Once you establish fitness routine Moore recommends making it part of a weekly schedule.
"Consistency is the key," he said, adding that whether serving on shore duty, on board ship or submarine, or in the dirt and sand, the Navy provides its Sailors resources and equipment to remain fit to fight.
Navy guidance recommends Sailors complete at least 150 minutes of moderate physical activity each week and perform strength-training exercises at least twice a week to work all major muscle groups.
Examples of moderate-intensity cardio-respiratory activities include brisk walking (3 mph or faster), bicycling (slower than 10 mph) and water aerobics. High-intensity activities include jogging or running, lap swimming, jumping rope and circuit training. Strength training includes pushups, lifting weights, and working with resistance bands. Including two sessions per week of 8-10 exercises that work all the different parts of the body (legs, hips, back, chest, abs, shoulders and arms) repeated for 10-12 reps each can improve fitness, decrease muscle loss and help maintain a healthy weight.
The Navy Physical Readiness Program website at http://www.public.navy.mil/bupers-npc/support/physical/Pages/default2.aspx has links to sample warm-ups and workouts users may choose.

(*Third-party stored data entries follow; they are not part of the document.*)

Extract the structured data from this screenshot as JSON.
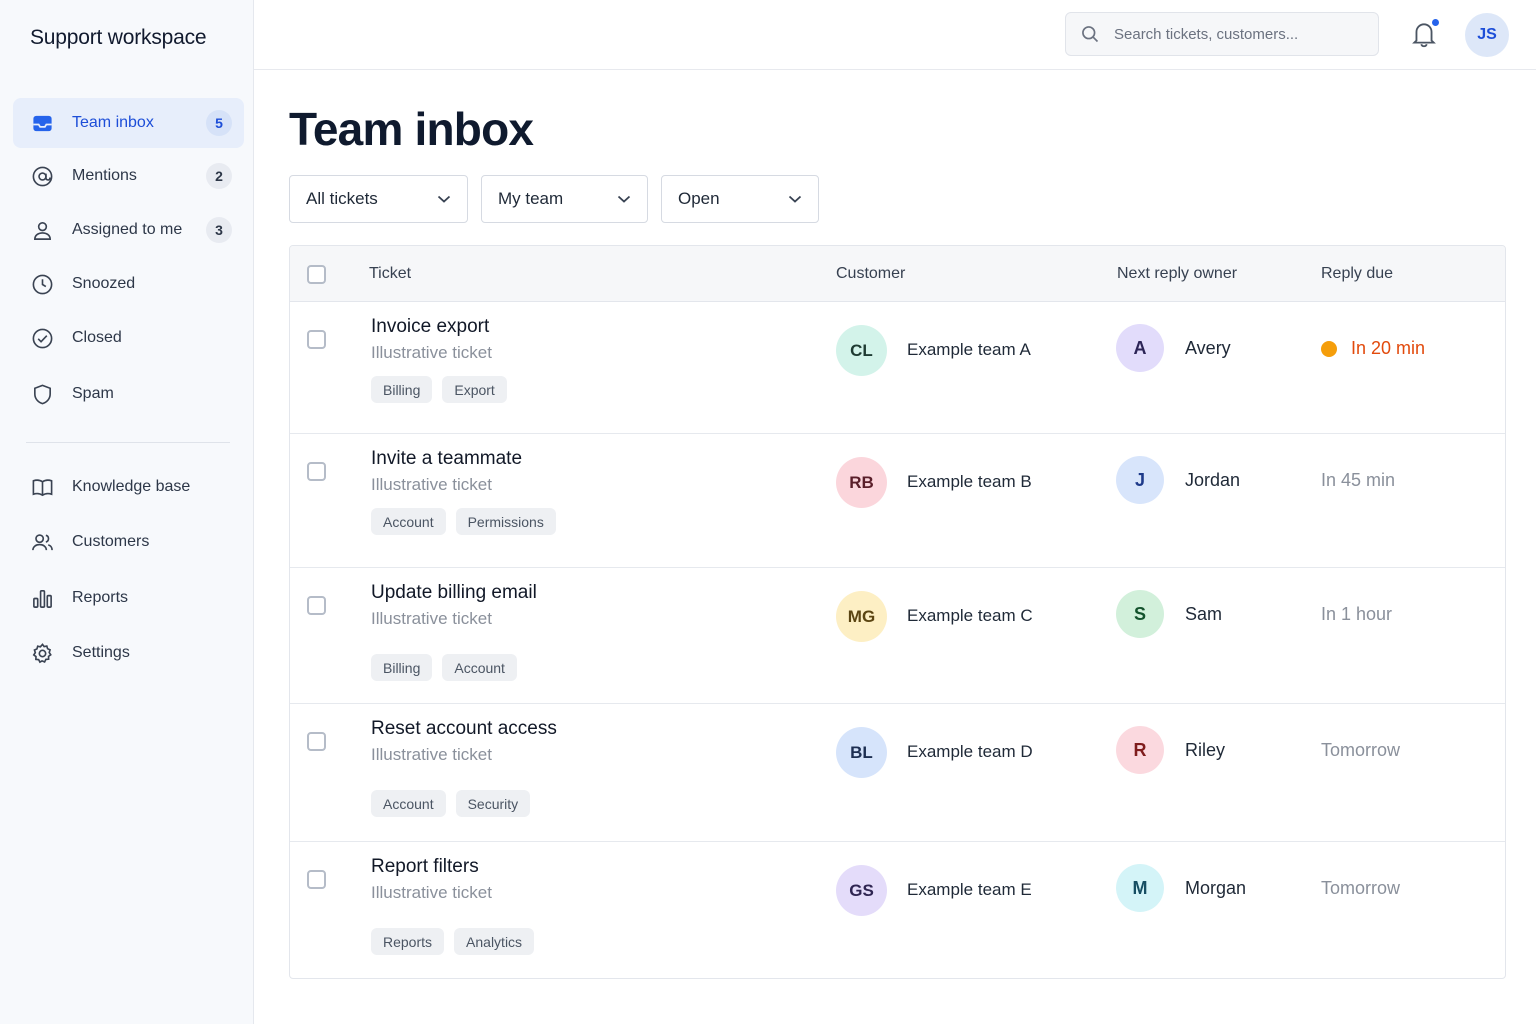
{
  "app": {
    "workspace_title": "Support workspace"
  },
  "sidebar": {
    "items": [
      {
        "label": "Team inbox",
        "count": "5",
        "icon": "inbox-icon"
      },
      {
        "label": "Mentions",
        "count": "2",
        "icon": "at-sign-icon"
      },
      {
        "label": "Assigned to me",
        "count": "3",
        "icon": "user-icon"
      },
      {
        "label": "Snoozed",
        "icon": "clock-icon"
      },
      {
        "label": "Closed",
        "icon": "check-circle-icon"
      },
      {
        "label": "Spam",
        "icon": "shield-icon"
      },
      {
        "label": "Knowledge base",
        "icon": "book-icon"
      },
      {
        "label": "Customers",
        "icon": "users-icon"
      },
      {
        "label": "Reports",
        "icon": "bar-chart-icon"
      },
      {
        "label": "Settings",
        "icon": "gear-icon"
      }
    ],
    "active_index": 0
  },
  "header": {
    "search_placeholder": "Search tickets, customers...",
    "user_initials": "JS",
    "has_notification": true
  },
  "main": {
    "title": "Team inbox",
    "filters": [
      {
        "label": "All tickets"
      },
      {
        "label": "My team"
      },
      {
        "label": "Open"
      }
    ],
    "columns": [
      "Ticket",
      "Customer",
      "Next reply owner",
      "Reply due"
    ],
    "rows": [
      {
        "title": "Invoice export",
        "subtitle": "Illustrative ticket",
        "tags": [
          "Billing",
          "Export"
        ],
        "customer_initials": "CL",
        "customer": "Example team A",
        "owner_initial": "A",
        "owner": "Avery",
        "due": "In 20 min",
        "urgent": true
      },
      {
        "title": "Invite a teammate",
        "subtitle": "Illustrative ticket",
        "tags": [
          "Account",
          "Permissions"
        ],
        "customer_initials": "RB",
        "customer": "Example team B",
        "owner_initial": "J",
        "owner": "Jordan",
        "due": "In 45 min",
        "urgent": false
      },
      {
        "title": "Update billing email",
        "subtitle": "Illustrative ticket",
        "tags": [
          "Billing",
          "Account"
        ],
        "customer_initials": "MG",
        "customer": "Example team C",
        "owner_initial": "S",
        "owner": "Sam",
        "due": "In 1 hour",
        "urgent": false
      },
      {
        "title": "Reset account access",
        "subtitle": "Illustrative ticket",
        "tags": [
          "Account",
          "Security"
        ],
        "customer_initials": "BL",
        "customer": "Example team D",
        "owner_initial": "R",
        "owner": "Riley",
        "due": "Tomorrow",
        "urgent": false
      },
      {
        "title": "Report filters",
        "subtitle": "Illustrative ticket",
        "tags": [
          "Reports",
          "Analytics"
        ],
        "customer_initials": "GS",
        "customer": "Example team E",
        "owner_initial": "M",
        "owner": "Morgan",
        "due": "Tomorrow",
        "urgent": false
      }
    ]
  },
  "colors": {
    "accent": "#1d4ed8",
    "urgent": "#e24a0c",
    "urgent_dot": "#f59e0b",
    "customer_avatars": [
      {
        "bg": "#d3f3ea",
        "fg": "#1f3b33"
      },
      {
        "bg": "#fbd6dc",
        "fg": "#5a1f2a"
      },
      {
        "bg": "#fdefc4",
        "fg": "#5b4512"
      },
      {
        "bg": "#d6e4fb",
        "fg": "#1e2f52"
      },
      {
        "bg": "#e4dcfa",
        "fg": "#2f2552"
      }
    ],
    "owner_avatars": [
      {
        "bg": "#e2dcfb",
        "fg": "#2d2557"
      },
      {
        "bg": "#d8e5fb",
        "fg": "#1e3a8a"
      },
      {
        "bg": "#d2f0db",
        "fg": "#14532d"
      },
      {
        "bg": "#fbd9df",
        "fg": "#7f1d1d"
      },
      {
        "bg": "#d4f4f8",
        "fg": "#164e63"
      }
    ]
  }
}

One sample workout specifically addresses techniques to improve performance on the Navy's physical readiness test.
Sailors and families will also find links to nutrition information that when followed compliment a good fitness routine.
"No matter what your fitness goals are, good nutrition can help improve your exercise performance, decrease your recovery time from strenuous exercise, prevent injuries due to fatigue, and provide the fuel required during times of high-intensity training and weight control," said Lt. Cmdr Jennifer Wallinger, registered dietitian, Navy Physical Readiness Program.

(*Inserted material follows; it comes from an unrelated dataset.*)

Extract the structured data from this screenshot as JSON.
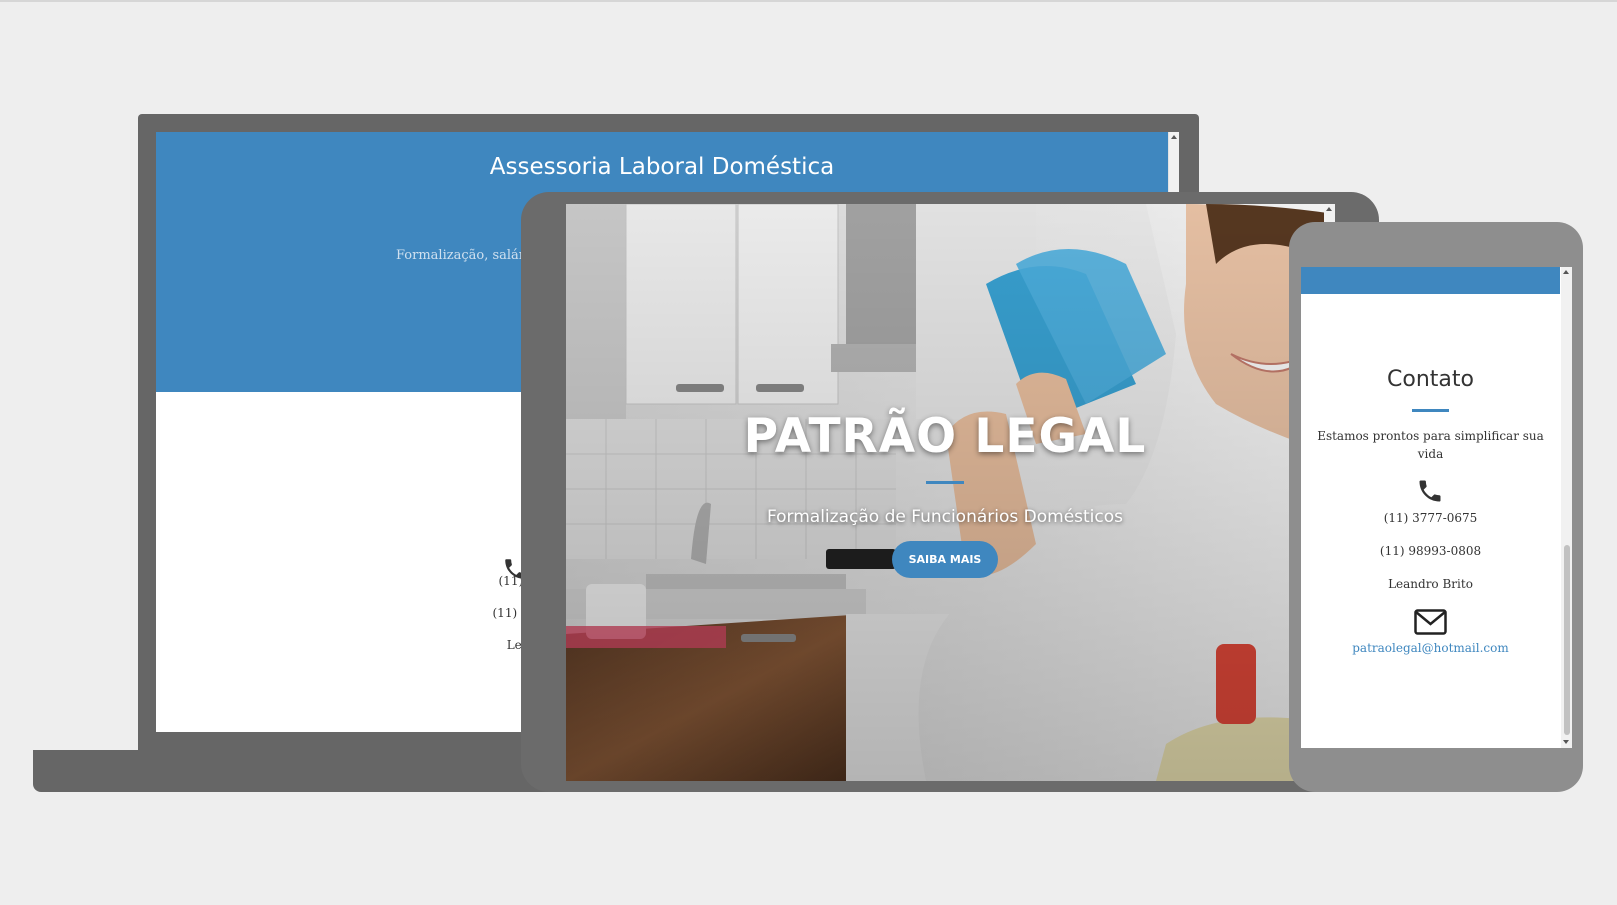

The site also contains a Navy registered dietitian locator so Sailors and family members may meet face-to-face with an expert and learn more about incorporating proper nutrition to maximize the benefits of their fitness routine.
Whether it is maintaining or seeking to attain a healthy level of fitness the Navy provides Sailors and family members the tools to reach their goals, according to Moore.